It's been a mixed year so far for the broader markets, with violent crests and troughs for the media and entertainment sector.
The year-to-date numbers among the sector's leaders tell the story: Walt Disney Co (DIS - Get Report) is up 23%,Twenty-First Century Fox Inc. (FOXA - Get Report) Class A shares are down 21%, and Time-Warner Inc. (TWX - Get Report) has taken a 18% dip.
How does the sector look as we head into 2016? Will the strong stocks continue their momentum and will the weaker players bounce back? Let's take a look at the year ahead for these three leading media and entertainment companies.
DIS data by YCharts
1. Walt Disney
Walt Disney is a diversified entertainment company. However, for most of its investors the success of its big-ticket blockbuster Star Wars: The Force Awakens is a key indicator for future potential. The film opens on December 18, an event that also marks the beginning of a cycle of pictures revitalizing the franchisee -- clearly the performance of these films will hugely impact Disney's fortunes in coming quarters.

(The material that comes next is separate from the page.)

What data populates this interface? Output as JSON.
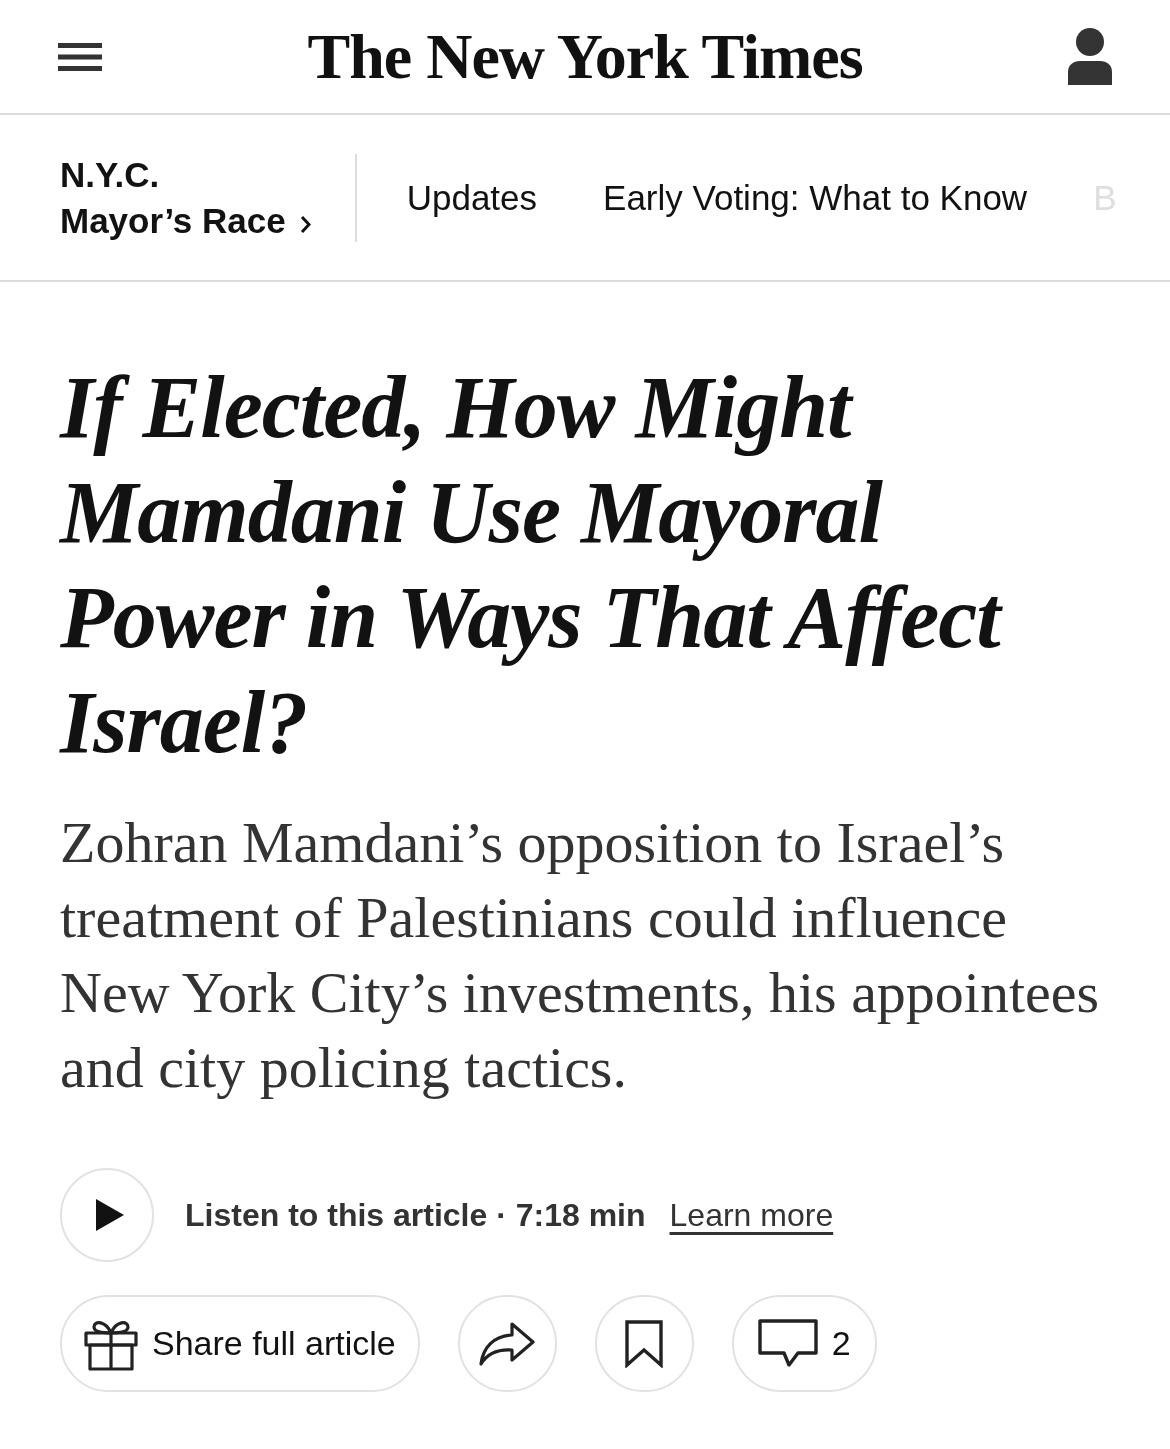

The company's fourth-quarter report displayed a healthy profit margin, but revenue targets were missed by a hair. For 2016, analysts predict a growth of 9.7%, with the rate remaining the same for 2017 as well. These growth rates are lower than the company's five-year trajectory of 20% per annum upward movement.
Over the past five years, the company repurchased about $25 billion in stocks, at an average price of roughly $58 per share. Disney will keep moving on this path, and intends to expand its repurchase program hitting around $6 billion-to-$8 billion across 2016.

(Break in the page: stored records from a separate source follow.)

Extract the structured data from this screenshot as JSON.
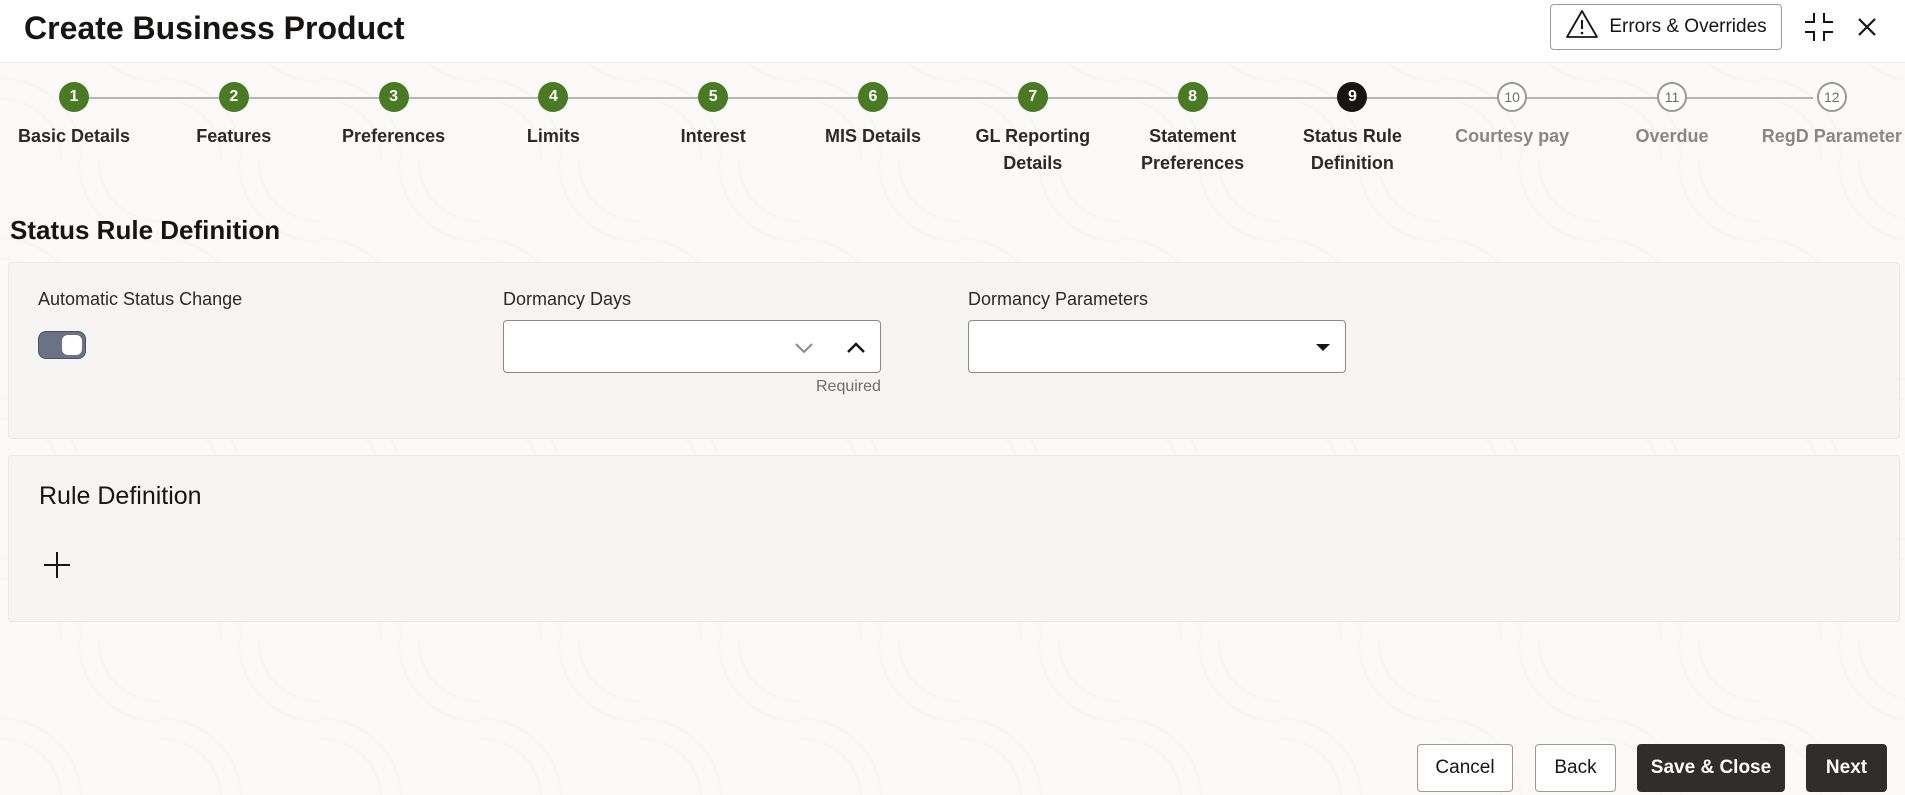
{
  "header": {
    "title": "Create Business Product",
    "errors_label": "Errors & Overrides",
    "icons": [
      "warning-icon",
      "collapse-icon",
      "close-icon"
    ]
  },
  "stepper": {
    "steps": [
      {
        "number": "1",
        "label": "Basic Details",
        "state": "done"
      },
      {
        "number": "2",
        "label": "Features",
        "state": "done"
      },
      {
        "number": "3",
        "label": "Preferences",
        "state": "done"
      },
      {
        "number": "4",
        "label": "Limits",
        "state": "done"
      },
      {
        "number": "5",
        "label": "Interest",
        "state": "done"
      },
      {
        "number": "6",
        "label": "MIS Details",
        "state": "done"
      },
      {
        "number": "7",
        "label": "GL Reporting Details",
        "state": "done"
      },
      {
        "number": "8",
        "label": "Statement Preferences",
        "state": "done"
      },
      {
        "number": "9",
        "label": "Status Rule Definition",
        "state": "current"
      },
      {
        "number": "10",
        "label": "Courtesy pay",
        "state": "todo"
      },
      {
        "number": "11",
        "label": "Overdue",
        "state": "todo"
      },
      {
        "number": "12",
        "label": "RegD Parameter",
        "state": "todo"
      }
    ],
    "colors": {
      "done": "#4a7a24",
      "current": "#161513",
      "todo": "#9b9894"
    }
  },
  "section": {
    "title": "Status Rule Definition",
    "automatic_status_change": {
      "label": "Automatic Status Change",
      "on": true
    },
    "dormancy_days": {
      "label": "Dormancy Days",
      "value": "",
      "helper": "Required"
    },
    "dormancy_parameters": {
      "label": "Dormancy Parameters",
      "value": ""
    }
  },
  "rule_definition": {
    "title": "Rule Definition",
    "add_icon": "plus-icon"
  },
  "footer": {
    "cancel": "Cancel",
    "back": "Back",
    "save_close": "Save & Close",
    "next": "Next"
  }
}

Disney now offers a moderate and steady dividend yield of 1.6%, making it among a group of assets and strategiessuitable for retirement investors. Trading at a forward earnings multiple of about 14 times, Disney epitomizes corporate transformation and the willingness to embrace new trends and technologies.
2. Twenty-First Century Fox
After a lackluster 2015, Twenty-First Century Fox Inc. Class A shares are ready for a return to growth.
Trading at a strong 13.1 times forward earnings, analysts suggest an acceleration is in the works -- the company will strive to push earnings-per-share (EPS) growth from less than 3% in the year ended June 2016 to a superb 27% by 2017.
Most analysts believe Fox will surge ahead over the next five years with an estimated per annum EPS growth of 16%, a marked improvement from the less than 9% per annum scenario. At the moment, Fox continues to anticipate a total company segment EBITDA percentage growth rate for 2016 in the mid-single digit range, above the $6.49 billion reported for 2015.
Senior management at Fox plan expansion in core cable franchises, promising forward movement in the TV broadcast segment.
However, the company's motion picture segment may under-perform on a short-term scale, driven by the fate of individual products. Fiscal 2016 will have a number of popular shows coming back as well as brand new material: Ryan Murphy's American Crime Story, The People versus OJ Simpson, and many more. The money-spinning media mammoth also is the franchise extension for Ice Age, slated to hit theaters in the summer of 2016.
3. Time Warner
Trading at 13 times forward earnings, Time-Warner Inc. has been out of favor all through 2015. But things are looking up now; 2015 should end with 12.3% growth in EPS and 2016 should witness a slightly faster 14.2% upswing. Several reports suggest Time Warner could pick up a stake in Hulu, currently owned by Disney, NBC Universal and Fox. In 2016, programming will remain the most significant area of investment for the company.
Looking to the fourth quarter, the company estimates a net negative impact of approximately 300 basis points on total subscription revenue growth. This comes as a result of the combination of continued FX headwinds and the benefit from the comparisons to last year's carriage dispute with Dish Network.
That said, Warner remains on track for a boost in domestic subscription revenue growth, moving into the low teens in 2016 and growing at a similar rate in 2017.
At nearly a 2% dividend yield, this is a stock that shows promise and belongs in any retirement investment strategy, but investors must be ready to stomach some price volatility along the way.